Strikes force NFSB schools to close

All New Frontiers School Board (NFSB) elementary and secondary schools will be closed for the entire day on May 19 due to a planned strike by members of the Federation des professionnelles et professionels de l’éducation (FPPE), which represents over 10,000 education professionals. Students attending adult education or vocational centres will be able to resume classes at noon.

NFSB director general Rob Buttars says the board had no choice but to close schools within the youth sector in reaction to the announced strike. The timing of the protest — from midnight to noon — rendered transportation impossible, and the NFSB respects that employees belonging to other unions will refuse to cross picket lines in support of their coworkers.

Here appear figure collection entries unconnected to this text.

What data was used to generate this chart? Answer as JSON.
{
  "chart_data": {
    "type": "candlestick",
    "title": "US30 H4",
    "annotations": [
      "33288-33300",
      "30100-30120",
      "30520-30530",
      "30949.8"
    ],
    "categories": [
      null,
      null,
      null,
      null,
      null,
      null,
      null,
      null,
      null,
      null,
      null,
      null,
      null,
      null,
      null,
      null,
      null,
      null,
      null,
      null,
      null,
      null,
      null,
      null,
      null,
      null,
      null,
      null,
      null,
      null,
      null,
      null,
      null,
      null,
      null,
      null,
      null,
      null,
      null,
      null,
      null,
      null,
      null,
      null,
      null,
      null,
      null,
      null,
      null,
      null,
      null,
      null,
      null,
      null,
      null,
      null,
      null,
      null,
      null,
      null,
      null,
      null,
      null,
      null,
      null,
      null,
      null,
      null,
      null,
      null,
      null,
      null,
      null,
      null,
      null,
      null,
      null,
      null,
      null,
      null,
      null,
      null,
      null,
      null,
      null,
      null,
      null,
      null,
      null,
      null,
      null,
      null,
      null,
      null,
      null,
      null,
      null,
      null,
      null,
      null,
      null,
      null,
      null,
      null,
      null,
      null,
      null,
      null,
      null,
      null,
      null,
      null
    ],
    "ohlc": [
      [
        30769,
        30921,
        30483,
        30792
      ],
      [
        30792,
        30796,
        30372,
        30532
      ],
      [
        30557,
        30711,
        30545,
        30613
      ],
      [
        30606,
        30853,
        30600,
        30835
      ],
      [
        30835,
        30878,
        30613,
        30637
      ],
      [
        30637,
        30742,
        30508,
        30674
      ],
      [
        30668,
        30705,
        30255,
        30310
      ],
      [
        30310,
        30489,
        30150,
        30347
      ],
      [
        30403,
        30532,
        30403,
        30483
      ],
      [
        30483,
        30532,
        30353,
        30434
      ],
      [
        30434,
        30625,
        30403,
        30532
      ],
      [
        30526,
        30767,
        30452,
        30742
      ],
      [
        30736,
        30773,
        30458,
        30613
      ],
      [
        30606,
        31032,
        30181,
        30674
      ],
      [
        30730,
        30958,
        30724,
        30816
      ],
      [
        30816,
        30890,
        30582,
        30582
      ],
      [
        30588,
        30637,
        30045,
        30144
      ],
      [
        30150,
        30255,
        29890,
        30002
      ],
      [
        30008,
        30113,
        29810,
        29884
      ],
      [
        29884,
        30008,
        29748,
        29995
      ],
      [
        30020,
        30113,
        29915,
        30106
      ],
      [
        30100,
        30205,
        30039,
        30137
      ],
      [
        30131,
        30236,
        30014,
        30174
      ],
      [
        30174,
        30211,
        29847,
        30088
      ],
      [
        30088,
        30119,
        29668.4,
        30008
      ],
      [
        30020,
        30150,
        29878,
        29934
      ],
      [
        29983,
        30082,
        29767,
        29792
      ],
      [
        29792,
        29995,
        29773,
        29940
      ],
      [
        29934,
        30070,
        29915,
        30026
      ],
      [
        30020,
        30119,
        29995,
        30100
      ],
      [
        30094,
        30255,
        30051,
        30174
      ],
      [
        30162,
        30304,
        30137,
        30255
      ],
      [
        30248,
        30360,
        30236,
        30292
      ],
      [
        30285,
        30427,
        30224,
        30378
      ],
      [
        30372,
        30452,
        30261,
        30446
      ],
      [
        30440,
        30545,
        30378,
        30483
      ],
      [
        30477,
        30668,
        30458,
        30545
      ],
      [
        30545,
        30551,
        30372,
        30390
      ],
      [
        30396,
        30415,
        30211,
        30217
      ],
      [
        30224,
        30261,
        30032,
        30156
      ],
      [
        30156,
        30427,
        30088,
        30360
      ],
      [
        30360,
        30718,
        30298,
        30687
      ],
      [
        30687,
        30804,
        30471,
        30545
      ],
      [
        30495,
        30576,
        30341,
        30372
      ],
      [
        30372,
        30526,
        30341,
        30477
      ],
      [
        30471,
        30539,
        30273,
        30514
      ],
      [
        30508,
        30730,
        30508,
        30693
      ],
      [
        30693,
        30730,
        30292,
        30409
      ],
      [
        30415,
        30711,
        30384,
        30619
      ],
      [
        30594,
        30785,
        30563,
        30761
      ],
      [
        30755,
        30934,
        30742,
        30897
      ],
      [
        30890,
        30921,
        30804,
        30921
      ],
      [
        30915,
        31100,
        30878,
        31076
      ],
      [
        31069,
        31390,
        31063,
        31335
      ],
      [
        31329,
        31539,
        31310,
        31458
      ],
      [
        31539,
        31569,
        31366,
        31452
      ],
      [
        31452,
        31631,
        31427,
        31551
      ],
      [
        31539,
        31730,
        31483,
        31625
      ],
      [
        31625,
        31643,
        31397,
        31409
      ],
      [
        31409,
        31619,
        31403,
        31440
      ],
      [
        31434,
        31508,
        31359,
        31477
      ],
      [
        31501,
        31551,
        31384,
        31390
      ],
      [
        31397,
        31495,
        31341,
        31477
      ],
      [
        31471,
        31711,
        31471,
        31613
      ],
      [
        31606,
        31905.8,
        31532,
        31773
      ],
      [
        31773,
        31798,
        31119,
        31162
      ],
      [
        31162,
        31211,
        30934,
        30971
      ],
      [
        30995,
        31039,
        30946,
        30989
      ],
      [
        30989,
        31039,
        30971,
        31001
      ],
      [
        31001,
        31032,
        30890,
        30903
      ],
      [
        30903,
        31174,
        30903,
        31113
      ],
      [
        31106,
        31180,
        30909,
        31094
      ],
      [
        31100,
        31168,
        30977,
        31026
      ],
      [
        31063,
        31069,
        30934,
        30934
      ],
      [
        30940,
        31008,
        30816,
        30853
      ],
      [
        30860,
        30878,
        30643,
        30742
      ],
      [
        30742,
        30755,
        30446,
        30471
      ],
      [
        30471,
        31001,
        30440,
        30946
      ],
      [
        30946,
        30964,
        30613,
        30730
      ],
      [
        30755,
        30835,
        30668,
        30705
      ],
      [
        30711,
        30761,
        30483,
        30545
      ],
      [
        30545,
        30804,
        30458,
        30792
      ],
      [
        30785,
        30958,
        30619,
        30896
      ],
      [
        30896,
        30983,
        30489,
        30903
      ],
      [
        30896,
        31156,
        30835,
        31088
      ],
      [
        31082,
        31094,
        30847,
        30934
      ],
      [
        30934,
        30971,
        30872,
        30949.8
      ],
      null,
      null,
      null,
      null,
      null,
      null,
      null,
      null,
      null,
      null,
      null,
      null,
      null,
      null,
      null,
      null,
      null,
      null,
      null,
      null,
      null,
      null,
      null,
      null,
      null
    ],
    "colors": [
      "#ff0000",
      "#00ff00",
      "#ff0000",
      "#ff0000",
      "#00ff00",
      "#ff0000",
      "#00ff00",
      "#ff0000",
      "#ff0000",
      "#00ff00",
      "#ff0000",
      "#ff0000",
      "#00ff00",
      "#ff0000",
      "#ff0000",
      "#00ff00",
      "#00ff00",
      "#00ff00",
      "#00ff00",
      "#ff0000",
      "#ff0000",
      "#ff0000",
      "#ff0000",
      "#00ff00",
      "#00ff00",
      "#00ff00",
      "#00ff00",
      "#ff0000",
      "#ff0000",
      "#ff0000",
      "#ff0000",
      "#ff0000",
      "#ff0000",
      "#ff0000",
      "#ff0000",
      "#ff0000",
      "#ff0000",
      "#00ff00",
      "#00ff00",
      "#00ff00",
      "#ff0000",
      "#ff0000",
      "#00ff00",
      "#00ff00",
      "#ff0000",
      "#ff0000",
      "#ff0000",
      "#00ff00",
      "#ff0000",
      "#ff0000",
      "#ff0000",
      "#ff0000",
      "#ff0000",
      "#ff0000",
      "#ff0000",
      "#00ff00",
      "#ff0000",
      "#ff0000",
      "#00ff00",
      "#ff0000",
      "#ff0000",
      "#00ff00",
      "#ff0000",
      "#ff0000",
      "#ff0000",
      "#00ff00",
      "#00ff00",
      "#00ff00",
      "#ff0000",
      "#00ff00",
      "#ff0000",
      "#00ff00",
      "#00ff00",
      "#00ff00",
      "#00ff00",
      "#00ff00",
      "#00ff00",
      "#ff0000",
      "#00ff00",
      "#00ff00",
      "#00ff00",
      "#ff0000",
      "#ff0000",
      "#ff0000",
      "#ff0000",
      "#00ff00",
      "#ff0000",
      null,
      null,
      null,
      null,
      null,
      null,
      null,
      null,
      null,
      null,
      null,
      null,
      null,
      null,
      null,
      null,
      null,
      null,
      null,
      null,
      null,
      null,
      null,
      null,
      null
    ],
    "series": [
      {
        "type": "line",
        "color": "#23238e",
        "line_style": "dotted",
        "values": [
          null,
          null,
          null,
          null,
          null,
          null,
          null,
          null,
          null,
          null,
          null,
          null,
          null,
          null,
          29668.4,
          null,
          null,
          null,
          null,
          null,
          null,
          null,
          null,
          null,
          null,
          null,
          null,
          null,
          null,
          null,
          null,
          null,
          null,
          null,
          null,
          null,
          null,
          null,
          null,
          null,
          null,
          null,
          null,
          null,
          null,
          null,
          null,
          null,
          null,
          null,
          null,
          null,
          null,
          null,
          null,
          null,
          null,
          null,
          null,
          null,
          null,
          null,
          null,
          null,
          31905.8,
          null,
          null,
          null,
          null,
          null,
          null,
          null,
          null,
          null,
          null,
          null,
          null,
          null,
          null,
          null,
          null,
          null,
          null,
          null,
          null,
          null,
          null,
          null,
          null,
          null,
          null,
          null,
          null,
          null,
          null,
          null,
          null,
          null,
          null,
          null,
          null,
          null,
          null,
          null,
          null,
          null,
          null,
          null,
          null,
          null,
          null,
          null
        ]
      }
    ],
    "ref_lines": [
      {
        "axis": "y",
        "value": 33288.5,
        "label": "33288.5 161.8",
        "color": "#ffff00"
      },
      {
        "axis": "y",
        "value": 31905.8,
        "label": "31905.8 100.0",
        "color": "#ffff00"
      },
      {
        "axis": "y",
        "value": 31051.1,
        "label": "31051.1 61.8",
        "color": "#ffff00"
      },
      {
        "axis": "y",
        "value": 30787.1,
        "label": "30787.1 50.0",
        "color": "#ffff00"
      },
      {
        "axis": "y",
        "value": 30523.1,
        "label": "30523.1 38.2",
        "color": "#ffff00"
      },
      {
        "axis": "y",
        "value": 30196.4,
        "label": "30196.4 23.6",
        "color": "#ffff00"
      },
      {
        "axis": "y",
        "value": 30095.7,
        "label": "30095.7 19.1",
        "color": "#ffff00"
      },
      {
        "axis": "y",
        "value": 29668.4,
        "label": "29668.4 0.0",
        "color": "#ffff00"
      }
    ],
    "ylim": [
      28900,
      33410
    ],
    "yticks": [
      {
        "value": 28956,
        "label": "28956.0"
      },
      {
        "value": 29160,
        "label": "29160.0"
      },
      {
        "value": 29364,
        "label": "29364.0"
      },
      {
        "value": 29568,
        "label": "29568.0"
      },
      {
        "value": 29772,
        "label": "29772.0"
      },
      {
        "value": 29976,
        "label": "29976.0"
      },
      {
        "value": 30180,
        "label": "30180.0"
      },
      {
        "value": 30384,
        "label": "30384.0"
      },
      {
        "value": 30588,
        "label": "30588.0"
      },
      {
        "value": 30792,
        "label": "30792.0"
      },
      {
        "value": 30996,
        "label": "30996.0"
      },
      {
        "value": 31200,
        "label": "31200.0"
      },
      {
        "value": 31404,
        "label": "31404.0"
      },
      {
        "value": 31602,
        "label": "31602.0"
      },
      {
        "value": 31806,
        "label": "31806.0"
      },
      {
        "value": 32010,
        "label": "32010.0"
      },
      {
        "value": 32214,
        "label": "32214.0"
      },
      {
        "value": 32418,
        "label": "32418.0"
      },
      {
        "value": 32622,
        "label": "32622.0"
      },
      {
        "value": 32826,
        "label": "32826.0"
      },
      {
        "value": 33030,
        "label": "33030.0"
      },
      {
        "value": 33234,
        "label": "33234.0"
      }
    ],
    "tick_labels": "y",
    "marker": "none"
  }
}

In letters sent home to families, principals recognized that “already difficult times were being made more difficult,” while assuring parents the board is working to support student learning as best it can as the negotiation process continues.


Support staff at Heritage Elementary School in Huntingdon demonstrated outside the building on May 11. PHOTO Sarah Rennie


Employees with the NFSB belong to four different unions, of which three are currently in a legal position to strike. The half-day strike announced by the FPPE will be the fourth time classes will be interrupted this spring by protest action. Education professionals, support staff and teachers, all of whom are negotiating with the provincial government, say the strikes are necessary in order for their voices to be heard.

Buttars acknowledges more strike days may be called. “We are hopeful they are going to reach a deal,” he says, noting that despite the interruptions, the relationship between the board and its employees remains cordial. “We all have to be able to work with the common goal of student success,” he says.

Support staff strike May 11

Support staff at all NFSB schools walked off the job on May 11 in protest of stalled contract talks. “We are asking the government to recognize our members,” says Bonnie Gilmour, the interim local president of SEPB 576, which includes members from the NFSB. “Many are working split shifts, 10 months of the year and on average less than 20 hours a week,” she explains.

Gilmour notes that many members, while playing an integral role within our schools, are currently living below the poverty line. “It is not only about the money. We are also looking for job security.”